If you want to have it quick and dirty though, there is this

hackish solution:

Create two maps std::map<size_t, A> mapA and std::map<size_t, B> mapB. Upon insertion hash both elements that are to be inserted to get the keys to the respective maps.

void insert(const A &a, const B &b) {
    size_t hashA = std::hash<A>(a);
    size_t hashB = std::hash<B>(b);

    mapA.insert({hashB, a});
    mapB.insert({hashA, b});
}

Lookup is implemented analogously.

Using a multimap instead of a map and verifying every element you get with a lookup in the respectively other map (get candidate b from mapA, hash b and look in mapB if it matches the wanted key, iterate to the next candidate b otherwise) this is a valid implementation - but still hackish in my opinion...

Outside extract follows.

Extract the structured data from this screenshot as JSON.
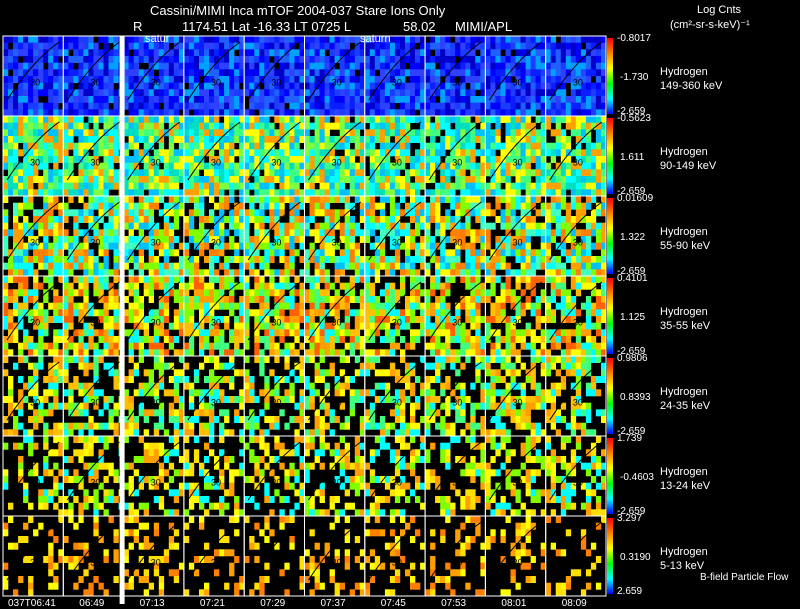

You can get a much nicer solution by using the copies of the elements that are used to compare the entries (see above) as only storage. It is a bit harder to get your head around that though. To elaborate:

a nicer solution:

Create two sets of pairs as std::set<pair<A, B*>> and std::set<pair<B, A*>> and overload the operator< and operator== to only take the first element of the pairs into account (or provide an corresponding comparion class). It is necessary to create sets of pairs instead of maps (which internally look similarly) because we need a guarantee that A and B will be at constant positions in memory. Upon insertion of an pair<A, B> we split it into two elements that fit into the above sets.

  std::set<pair<B, A*>> mapA;
  std::set<pair<A, B*>> mapB;

  void insert(const A &a, const B &b) {
      auto aitr = mapA.insert({b, nullptr}).first; // creates first pair
      B *bp = &(aitr->first);  // get pointer of our stored copy of b
      auto bitr = mapB.insert({a, bp}).first; 
      // insert second pair {a, pointer_to_b}
      A *ap = &(bitr->first);  // update pointer in mapA to point to a
      aitr->second = ap;
  }

Lookup can now simply be done by a simple std::set lookup and a pointer dereference.

This nicer solution is similar to the solution that boost uses - even though they use some annonymized pointers as second elements of the pairs and thus have to use reinterpret_casts.

Note that the .second part of the pairs need to be mutable (so I'm not sure std::pair can be used), or you have to add another layer of abstraction (std::set<pair<B, A**>> mapA) even for this simple insertion. In both solutions you need temporary elements to return non-const references to elements.